The description of McCarthy in Hue-and-Cry states: “This woman’s upper teeth project over the lower, her lips are generally of a blue or livid colour, and the upper lip thick.”
Animal theft is a common thread running through the records. Daniel Coleman of Mitchelstown, Co Cork, was said, in March 1863, to have “feloniously stolen a gray mare donkey, car, and tackling, together with a quantity of wearing apparel, &c, the property of John Halloran, a dealing man”.
William O’Brien, “alias Black, alias Sheridan”, of Castlebar, Co Mayo, was alleged in October 1877 to have made off with two ferrets, having “entered the dwelling house of John Barbour”. O’Brien/Black/Sheridan is described as having a “regular nose, shallow complexion, [and] small thin face”.

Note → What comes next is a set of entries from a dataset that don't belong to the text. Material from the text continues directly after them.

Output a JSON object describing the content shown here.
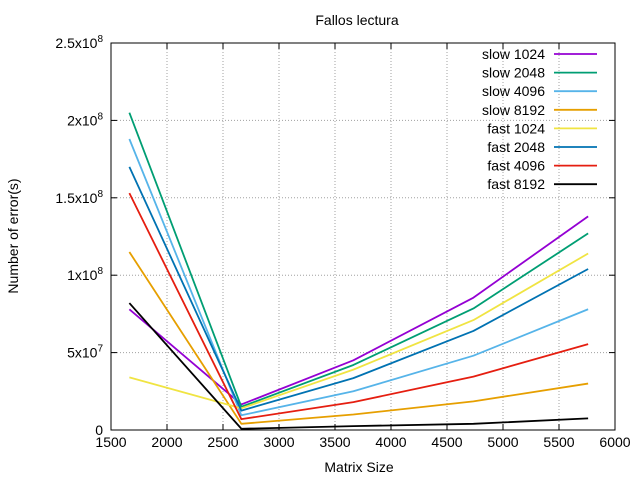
{
  "chart_data": {
    "type": "line",
    "title": "Fallos lectura",
    "xlabel": "Matrix Size",
    "ylabel": "Number of error(s)",
    "xlim": [
      1500,
      6000
    ],
    "ylim": [
      0,
      250000000
    ],
    "xticks": [
      1500,
      2000,
      2500,
      3000,
      3500,
      4000,
      4500,
      5000,
      5500,
      6000
    ],
    "xtick_labels": [
      "1500",
      "2000",
      "2500",
      "3000",
      "3500",
      "4000",
      "4500",
      "5000",
      "5500",
      "6000"
    ],
    "yticks": [
      0,
      50000000,
      100000000,
      150000000,
      200000000,
      250000000
    ],
    "ytick_labels": [
      {
        "mant": "0",
        "exp": ""
      },
      {
        "mant": "5x10",
        "exp": "7"
      },
      {
        "mant": "1x10",
        "exp": "8"
      },
      {
        "mant": "1.5x10",
        "exp": "8"
      },
      {
        "mant": "2x10",
        "exp": "8"
      },
      {
        "mant": "2.5x10",
        "exp": "8"
      }
    ],
    "grid": true,
    "legend_position": "top-right",
    "x": [
      1664,
      2664,
      3664,
      4736,
      5760
    ],
    "series": [
      {
        "name": "slow 1024",
        "color": "#9400d3",
        "values": [
          78000000,
          16500000,
          45000000,
          85500000,
          138000000
        ]
      },
      {
        "name": "slow 2048",
        "color": "#009e73",
        "values": [
          205000000,
          15000000,
          42000000,
          78500000,
          127000000
        ]
      },
      {
        "name": "slow 4096",
        "color": "#56b4e9",
        "values": [
          188000000,
          9500000,
          25000000,
          48000000,
          78000000
        ]
      },
      {
        "name": "slow 8192",
        "color": "#e69f00",
        "values": [
          115000000,
          4000000,
          10000000,
          18500000,
          30000000
        ]
      },
      {
        "name": "fast 1024",
        "color": "#f0e442",
        "values": [
          34000000,
          14000000,
          39000000,
          71000000,
          114000000
        ]
      },
      {
        "name": "fast 2048",
        "color": "#0072b2",
        "values": [
          170000000,
          12500000,
          33500000,
          64000000,
          104000000
        ]
      },
      {
        "name": "fast 4096",
        "color": "#e51e10",
        "values": [
          153000000,
          7000000,
          18000000,
          34500000,
          55500000
        ]
      },
      {
        "name": "fast 8192",
        "color": "#000000",
        "values": [
          82000000,
          800000,
          2500000,
          4000000,
          7500000
        ]
      }
    ]
  }
}
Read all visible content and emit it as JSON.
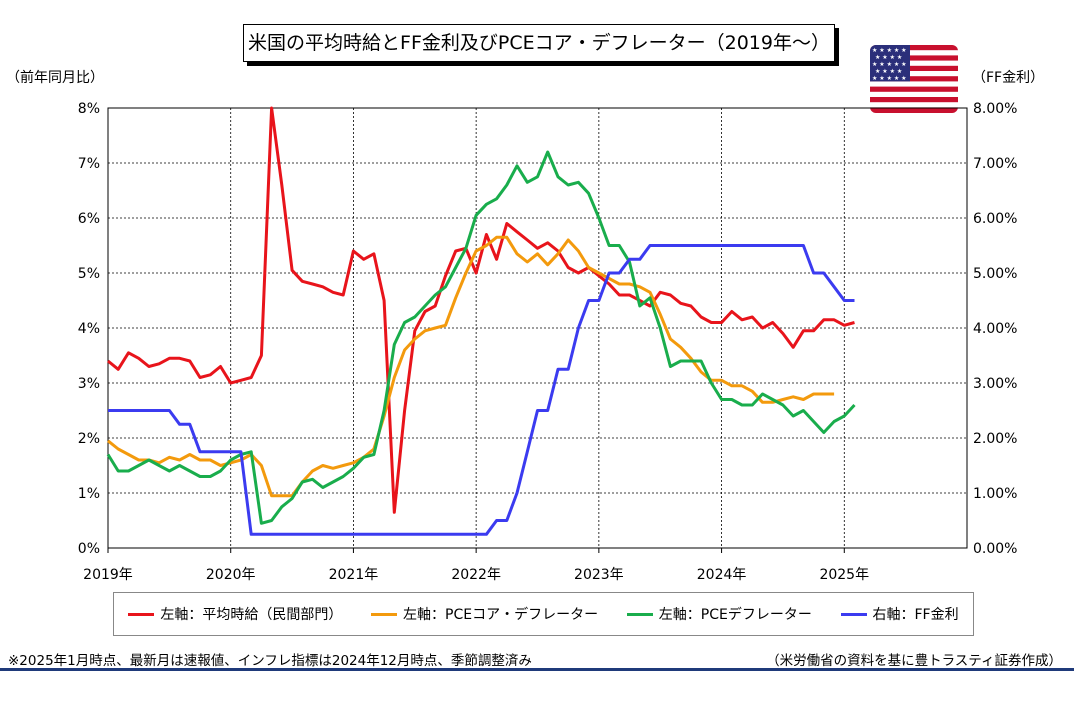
{
  "chart_data": {
    "type": "line",
    "title": "米国の平均時給とFF金利及びPCEコア・デフレーター（2019年～）",
    "left_axis_unit": "（前年同月比）",
    "right_axis_unit": "（FF金利）",
    "left_ylim": [
      0,
      8
    ],
    "right_ylim": [
      0,
      8
    ],
    "left_ticks": [
      "0%",
      "1%",
      "2%",
      "3%",
      "4%",
      "5%",
      "6%",
      "7%",
      "8%"
    ],
    "right_ticks": [
      "0.00%",
      "1.00%",
      "2.00%",
      "3.00%",
      "4.00%",
      "5.00%",
      "6.00%",
      "7.00%",
      "8.00%"
    ],
    "x_tick_labels": [
      "2019年",
      "2020年",
      "2021年",
      "2022年",
      "2023年",
      "2024年",
      "2025年"
    ],
    "x_range_months": [
      0,
      84
    ],
    "grid": true,
    "legend_position": "bottom",
    "series": [
      {
        "name": "左軸：平均時給（民間部門）",
        "color": "#e8141b",
        "axis": "left",
        "values": [
          3.4,
          3.25,
          3.55,
          3.45,
          3.3,
          3.35,
          3.45,
          3.45,
          3.4,
          3.1,
          3.15,
          3.3,
          3.0,
          3.05,
          3.1,
          3.5,
          8.0,
          6.6,
          5.05,
          4.85,
          4.8,
          4.75,
          4.65,
          4.6,
          5.4,
          5.25,
          5.35,
          4.5,
          0.65,
          2.5,
          3.95,
          4.3,
          4.4,
          4.95,
          5.4,
          5.45,
          5.0,
          5.7,
          5.25,
          5.9,
          5.75,
          5.6,
          5.45,
          5.55,
          5.4,
          5.1,
          5.0,
          5.1,
          4.95,
          4.8,
          4.6,
          4.6,
          4.5,
          4.4,
          4.65,
          4.6,
          4.45,
          4.4,
          4.2,
          4.1,
          4.1,
          4.3,
          4.15,
          4.2,
          4.0,
          4.1,
          3.9,
          3.65,
          3.95,
          3.95,
          4.15,
          4.15,
          4.05,
          4.1
        ]
      },
      {
        "name": "左軸：PCEコア・デフレーター",
        "color": "#f39a0d",
        "axis": "left",
        "values": [
          1.95,
          1.8,
          1.7,
          1.6,
          1.6,
          1.55,
          1.65,
          1.6,
          1.7,
          1.6,
          1.6,
          1.5,
          1.55,
          1.6,
          1.7,
          1.5,
          0.95,
          0.95,
          0.95,
          1.2,
          1.4,
          1.5,
          1.45,
          1.5,
          1.55,
          1.65,
          1.8,
          2.4,
          3.1,
          3.6,
          3.8,
          3.95,
          4.0,
          4.05,
          4.55,
          5.0,
          5.4,
          5.5,
          5.65,
          5.65,
          5.35,
          5.2,
          5.35,
          5.15,
          5.35,
          5.6,
          5.4,
          5.1,
          5.0,
          4.9,
          4.8,
          4.8,
          4.75,
          4.65,
          4.25,
          3.8,
          3.65,
          3.45,
          3.2,
          3.05,
          3.05,
          2.95,
          2.95,
          2.85,
          2.65,
          2.65,
          2.7,
          2.75,
          2.7,
          2.8,
          2.8,
          2.8
        ]
      },
      {
        "name": "左軸：PCEデフレーター",
        "color": "#19ad4c",
        "axis": "left",
        "values": [
          1.7,
          1.4,
          1.4,
          1.5,
          1.6,
          1.5,
          1.4,
          1.5,
          1.4,
          1.3,
          1.3,
          1.4,
          1.6,
          1.7,
          1.75,
          0.45,
          0.5,
          0.75,
          0.9,
          1.2,
          1.25,
          1.1,
          1.2,
          1.3,
          1.45,
          1.65,
          1.7,
          2.5,
          3.7,
          4.1,
          4.2,
          4.4,
          4.6,
          4.75,
          5.1,
          5.45,
          6.05,
          6.25,
          6.35,
          6.6,
          6.95,
          6.65,
          6.75,
          7.2,
          6.75,
          6.6,
          6.65,
          6.45,
          6.0,
          5.5,
          5.5,
          5.2,
          4.4,
          4.55,
          4.0,
          3.3,
          3.4,
          3.4,
          3.4,
          3.0,
          2.7,
          2.7,
          2.6,
          2.6,
          2.8,
          2.7,
          2.6,
          2.4,
          2.5,
          2.3,
          2.1,
          2.3,
          2.4,
          2.6
        ]
      },
      {
        "name": "右軸：FF金利",
        "color": "#3b3bf0",
        "axis": "right",
        "values": [
          2.5,
          2.5,
          2.5,
          2.5,
          2.5,
          2.5,
          2.5,
          2.25,
          2.25,
          1.75,
          1.75,
          1.75,
          1.75,
          1.75,
          0.25,
          0.25,
          0.25,
          0.25,
          0.25,
          0.25,
          0.25,
          0.25,
          0.25,
          0.25,
          0.25,
          0.25,
          0.25,
          0.25,
          0.25,
          0.25,
          0.25,
          0.25,
          0.25,
          0.25,
          0.25,
          0.25,
          0.25,
          0.25,
          0.5,
          0.5,
          1.0,
          1.75,
          2.5,
          2.5,
          3.25,
          3.25,
          4.0,
          4.5,
          4.5,
          5.0,
          5.0,
          5.25,
          5.25,
          5.5,
          5.5,
          5.5,
          5.5,
          5.5,
          5.5,
          5.5,
          5.5,
          5.5,
          5.5,
          5.5,
          5.5,
          5.5,
          5.5,
          5.5,
          5.5,
          5.0,
          5.0,
          4.75,
          4.5,
          4.5
        ]
      }
    ]
  },
  "footnote": "※2025年1月時点、最新月は速報値、インフレ指標は2024年12月時点、季節調整済み",
  "source": "（米労働省の資料を基に豊トラスティ証券作成）"
}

“One ferret is a white buck, the other a dark-coloured doe,” reported Hue-and-Cry.
Michael Horan, of Cashelacoolaun, Co Mayo, was alleged in January 1863 to have “attempted to carry off by force, and against her will, Bridget Regan, a girl of 13 years old, with a promise of marrying her . . . and likely to go to England, via Liverpool, where he is wont to go annually as a harvest labourer”.
Police in Dublin’s G Division were interested in getting hold of Rose Byrne – “about 35 years of age, low size, dark brown hair, mark of an old cut on forehead, large ordinary mouth, bad, discoloured teeth, hard features, speaks in a strong northern accent, and is a prostitute” – who relieved an unnamed man, “who was under the influence of drink”, of £150 in September 1863.
Rhona Murray, historian at ancestry.ie, says that in 19th-century England, the Irish “were the villains of the Victorian era” and that the records will give people “the opportunity to back into their own understanding of history and see if the myths are true”.
The records, searchable by name, date and type of crime, have been acquired under licence from a private collector and may be accessed, for a fee, through the website.